Every day of the week, a CNNHealth expert doctor answers a viewer question. Monday is a pediatrician Dr Jennifer Shu.
My 10 year old daughter has just been treated for lice for the third time this school year. What’s the best way to get rid of it, and how can I make sure it doesn’t get it anymore?
Asked by Carol from Dunwoody, GA
Thanks for your question. Head lice are very common in children, especially between 3 and 12 years old. Insects can be found crawling around the hairline and laying their eggs on hair shafts near a person’s scalp. Lice do not carry infectious diseases and are not a sign of a person’s cleanliness, but they are a nuisance and can be difficult to treat.
Lice are spread from person to person through direct contact (lice have to crawl from head to head; they do not jump or fly), and can be spread during sleepovers or when work or play closely together. Insects can also move from person to person if items such as hats or hairbrushes are shared.
The key to getting rid of lice is to eliminate all living lice and prevent eggs attached to the hair from hatching. There are many possible treatments, ranging from physically removing insects and their eggs from the hair, to using medicated products to kill lice and / or their eggs. If the eggs are not removed, they may hatch after a week or two, and the process of getting rid of live lice will then have to be repeated.
• Picking or combing. Lice and eggs can be removed by carefully picking up or finely combing all parts of the hair. This process may need to be repeated for several days or even a few weeks to ensure that everything has been deleted.
• Home remedies. Many people have tried to suffocate lice by leaving household products such as mayonnaise, vinegar, or petroleum jelly on their hair overnight and then washing them off the next morning. Cetaphil cleanser has also been reported to treat lice. It goes without saying that potentially toxic products such as gasoline or kerosene should not be used – although they can kill lice, they are also dangerous for children. Bottom line: If the home remedy isn’t harmful, it might be worth a try.
• Dry heat. A special machine called the LouseBuster delivers a controlled amount of heated air to dry the hair with the aim of killing lice and their eggs. It is designed for use by people trained in settings such as schools, camps or clinics. Regular hair dryers can cause live lice to spread through the air and spread to other people nearby and therefore are not recommended.
• Drug treatments. Over-the-counter medicated lotions such as permethrin (Nix) and pyrethrin (RID or Pronto) formulations can be very effective in killing live lice. Prescription treatments such as benzyl alcohol (Ulesfia) and malathion (Ovid) may be successful even if the lice are resistant to over-the-counter preparations. Ask your doctor which one is recommended in your community, and be sure to follow the product’s directions for how much to use, whether to apply it to wet or dry hair, and how long to leave it on before washing. These products often need to be repeated within 7-10 days.
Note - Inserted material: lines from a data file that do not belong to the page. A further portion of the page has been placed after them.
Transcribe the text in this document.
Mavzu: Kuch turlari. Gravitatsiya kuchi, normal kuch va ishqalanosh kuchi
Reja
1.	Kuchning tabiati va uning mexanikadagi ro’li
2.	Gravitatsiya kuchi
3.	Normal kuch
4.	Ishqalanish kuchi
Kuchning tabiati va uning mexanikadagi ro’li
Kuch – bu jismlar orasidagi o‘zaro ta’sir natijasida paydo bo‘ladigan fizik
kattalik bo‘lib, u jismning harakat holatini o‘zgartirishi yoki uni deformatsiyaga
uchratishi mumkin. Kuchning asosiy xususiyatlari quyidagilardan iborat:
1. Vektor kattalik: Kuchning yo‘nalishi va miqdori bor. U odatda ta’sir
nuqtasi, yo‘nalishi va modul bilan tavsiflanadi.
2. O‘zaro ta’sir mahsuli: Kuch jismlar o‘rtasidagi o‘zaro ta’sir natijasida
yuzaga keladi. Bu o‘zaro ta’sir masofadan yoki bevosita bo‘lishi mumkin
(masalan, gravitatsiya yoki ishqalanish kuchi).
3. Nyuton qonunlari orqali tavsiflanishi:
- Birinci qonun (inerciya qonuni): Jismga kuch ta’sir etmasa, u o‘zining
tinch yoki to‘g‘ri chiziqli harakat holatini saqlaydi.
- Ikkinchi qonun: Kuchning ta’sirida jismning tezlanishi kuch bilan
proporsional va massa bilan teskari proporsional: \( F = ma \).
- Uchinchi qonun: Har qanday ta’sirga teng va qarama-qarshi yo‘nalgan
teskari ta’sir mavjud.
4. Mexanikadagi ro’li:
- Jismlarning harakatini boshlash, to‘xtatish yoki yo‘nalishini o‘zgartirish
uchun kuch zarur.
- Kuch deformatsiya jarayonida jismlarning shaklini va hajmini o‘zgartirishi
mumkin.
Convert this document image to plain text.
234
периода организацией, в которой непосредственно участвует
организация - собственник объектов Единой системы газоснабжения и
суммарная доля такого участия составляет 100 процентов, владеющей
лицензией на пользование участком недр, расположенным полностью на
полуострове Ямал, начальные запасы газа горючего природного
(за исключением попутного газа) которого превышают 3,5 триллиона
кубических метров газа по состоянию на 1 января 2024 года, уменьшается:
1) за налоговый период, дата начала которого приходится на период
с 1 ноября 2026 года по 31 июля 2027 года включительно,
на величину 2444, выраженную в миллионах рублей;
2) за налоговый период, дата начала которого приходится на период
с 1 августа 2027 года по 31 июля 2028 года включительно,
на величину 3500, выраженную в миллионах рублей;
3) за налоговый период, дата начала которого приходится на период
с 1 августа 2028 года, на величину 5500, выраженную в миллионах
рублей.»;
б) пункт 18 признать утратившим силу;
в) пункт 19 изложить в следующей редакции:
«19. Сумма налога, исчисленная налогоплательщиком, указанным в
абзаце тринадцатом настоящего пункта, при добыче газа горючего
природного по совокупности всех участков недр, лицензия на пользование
• Lice removal services. Some caregivers may choose to outsource the lice removal process to companies dedicated to head lice removal. These companies can rely on a combination of the above therapies.
• Treat the environment. It can be helpful to wash and dry clothes and bedding with hot water and high heat, and vacuum furniture, rugs, and car seats. Consider placing hard-to-wash items (like stuffed animals and pillows) in a plastic bag for two weeks to make sure the remaining eggs won’t hatch and survive.
• Avoid contact with lice. Even if you manage to remove all the lice and eggs from your daughter’s hair, it is possible to be re-infested by someone else who has not been treated properly. Teach children to be extra careful to avoid touching their heads. It is also a good idea to keep hats, jackets, combs, brushes, towels and other personal items separate, although once a louse has been removed from its human host it will die within a day or two. unless he finds another hot scalp to live on.
• Extreme measures. While shaving a child’s hair can also remove lice and eggs, this drastic step is often not necessary.
Be sure to contact your child’s pediatrician if you have any further questions. Good luck!